Tutorial 2: Reading CSV files

Tutorial 2: Reading CSV files#

Part 1#

1. Reading `csv` files#

A csv file is a comma separated values file. It is a simple file format used to store tabular data, such as a spreadsheet or database. The first row of the file typically contains the column names, and the following rows contain the data.

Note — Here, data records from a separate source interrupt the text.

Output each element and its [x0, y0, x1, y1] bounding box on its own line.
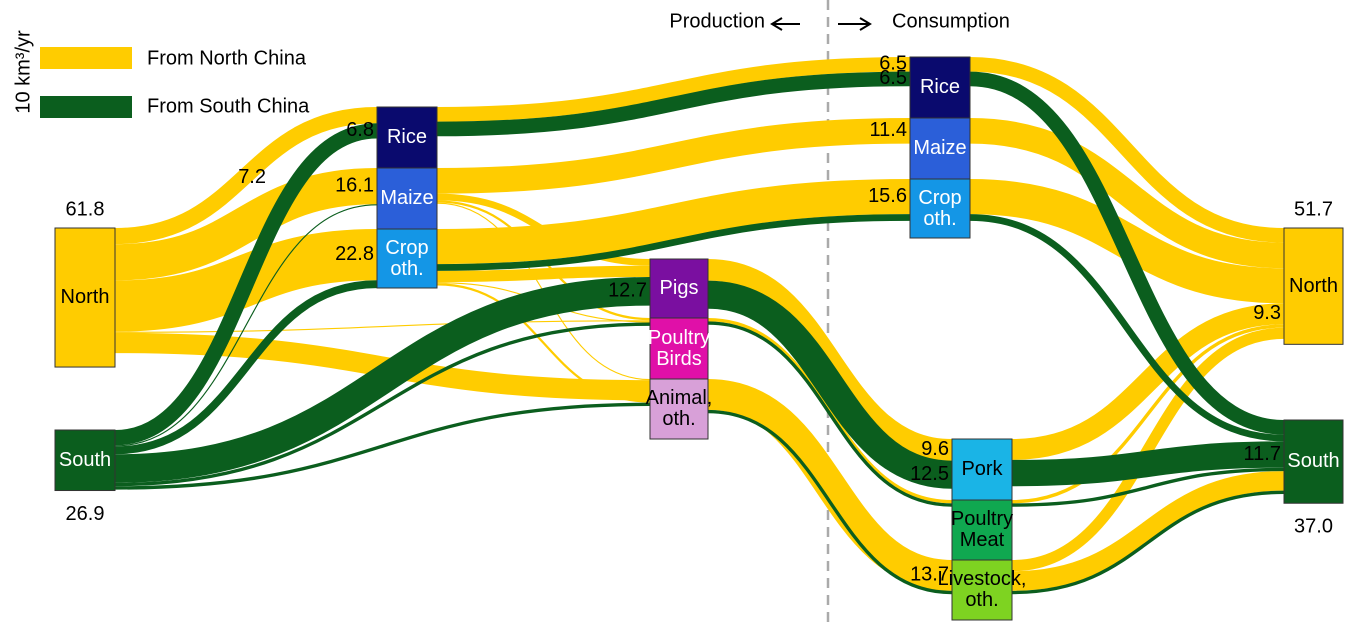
node-label: Animal, oth. — [645, 387, 713, 430]
legend-label: From South China — [147, 95, 310, 117]
flow — [436, 265, 651, 283]
node — [951, 438, 1013, 501]
node-label: Crop oth. — [918, 186, 962, 230]
flow — [969, 214, 1285, 442]
flow — [114, 107, 378, 245]
links — [114, 57, 1285, 595]
flow — [114, 123, 378, 446]
annotation: Production — [669, 10, 765, 32]
flow — [436, 283, 651, 403]
flow-label: 9.6 — [921, 438, 949, 460]
flow — [707, 379, 953, 591]
flow — [436, 71, 911, 137]
flow — [1011, 327, 1285, 572]
node — [951, 559, 1013, 621]
flow-label: 6.8 — [346, 119, 374, 141]
node-label: North — [60, 286, 110, 309]
flow-label: 16.1 — [335, 174, 374, 196]
node-label: Pork — [961, 458, 1003, 480]
flow — [114, 402, 651, 490]
flow — [1011, 471, 1285, 591]
flow — [707, 318, 953, 504]
node-label: South — [58, 448, 112, 471]
node-label: Livestock, oth. — [937, 568, 1027, 611]
flow — [114, 277, 651, 483]
arrow-right — [838, 17, 872, 31]
flow-label: 15.6 — [868, 185, 907, 207]
flow-label: 6.5 — [879, 67, 907, 89]
node — [376, 228, 438, 289]
node — [649, 258, 709, 319]
node-label: Poultry Birds — [647, 326, 711, 370]
flow — [707, 280, 953, 489]
flow — [114, 320, 651, 333]
node-total: 26.9 — [66, 503, 105, 525]
node-label: South — [1287, 450, 1340, 473]
flow-label: 11.4 — [870, 119, 907, 141]
node-total: 61.8 — [66, 198, 105, 220]
node — [649, 378, 709, 440]
flow — [114, 322, 651, 487]
legend-swatch — [40, 96, 132, 118]
node-label: Rice — [919, 76, 960, 98]
flow — [114, 280, 378, 455]
node — [54, 429, 116, 492]
node-label: North — [1289, 274, 1338, 297]
node-label: Rice — [386, 126, 427, 148]
flow — [969, 57, 1285, 243]
flow — [436, 57, 911, 122]
flow — [436, 179, 911, 265]
flow-label: 12.7 — [608, 280, 647, 302]
node — [376, 167, 438, 230]
node-label: Maize — [913, 137, 967, 159]
node-label: Poultry Meat — [950, 508, 1014, 551]
unit-label: 10 km³/yr — [12, 30, 34, 114]
legend-swatch — [40, 47, 132, 69]
flow — [969, 118, 1285, 269]
flow — [1011, 324, 1285, 504]
flow — [707, 409, 953, 595]
flow — [436, 214, 911, 271]
arrow-left — [770, 17, 800, 31]
node — [951, 499, 1013, 561]
flow — [969, 71, 1285, 435]
node — [376, 106, 438, 169]
flow-label: 7.2 — [238, 166, 266, 188]
flow — [114, 204, 378, 447]
flow-label: 6.5 — [879, 53, 907, 75]
node — [54, 227, 116, 368]
nodes: 61.8 26.9 51.7 37.0 — [54, 56, 1344, 621]
flow-label: 13.7 — [910, 564, 949, 586]
node — [909, 117, 971, 180]
node-total: 51.7 — [1294, 198, 1333, 220]
annotation: Consumption — [892, 10, 1010, 32]
flow-label: 9.3 — [1253, 302, 1281, 324]
flow — [707, 259, 953, 461]
node — [909, 178, 971, 239]
flow — [1011, 490, 1285, 595]
legend-label: From North China — [147, 47, 307, 69]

The file comedy_comparisons_metadata.csv contains metadata about videos on YouTube. The file is available at the following URL: https://raw.githubusercontent.com/epacuit/introduction-machine-learning/refs/heads/main/tutorials/comedy_comparisons_metadata.csv

Use the csv Python package (https://docs.python.org/3/library/csv.html) to read the file. Create a list metadata that contains dictionaries for each row in the file. The keys of the dictionaries should be the column names and the values should be the corresponding values in the row. For example, the first dictionary in the list should be: “video_id”, “title”, “view_count”, “like_count”, “comment_count”, “duration”, corresponding to the columns in the file.

import csv

# YOUR CODE HERE
raise NotImplementedError()

---------------------------------------------------------------------------
NotImplementedError                       Traceback (most recent call last)
Cell In[2], line 4
      1 import csv
      3 # YOUR CODE HERE
----> 4 raise NotImplementedError()

NotImplementedError: 

assert len(metadata) == 11541
assert all([type(x) == dict for x in metadata])
assert all([type(x) == dict for x in metadata])
assert all([sorted(list(x.keys())) == sorted(['video_id', 'duration', 'title', 'view_count', 'like_count', 'comment_count', ]) for x in metadata])

def avg_view_count(metadata):
    """
    Calculate the average view count of the videos in the metadata.   Return the average rounded to two decimal places.
    """
    # YOUR CODE HERE
    raise NotImplementedError()

assert avg_view_count(metadata) == 891988.54
assert avg_view_count(metadata[100:200]) == 1152895.47

2. Write a function that accepts the `metadata` list, the `video_id`, and a column name, and return the value of the column name for the video_id.#

For instance, get_value(metadata, 'DE1-cD3pTkA', 'like_count') should the number of likes for the video with id “DE1-cD3pTkA”.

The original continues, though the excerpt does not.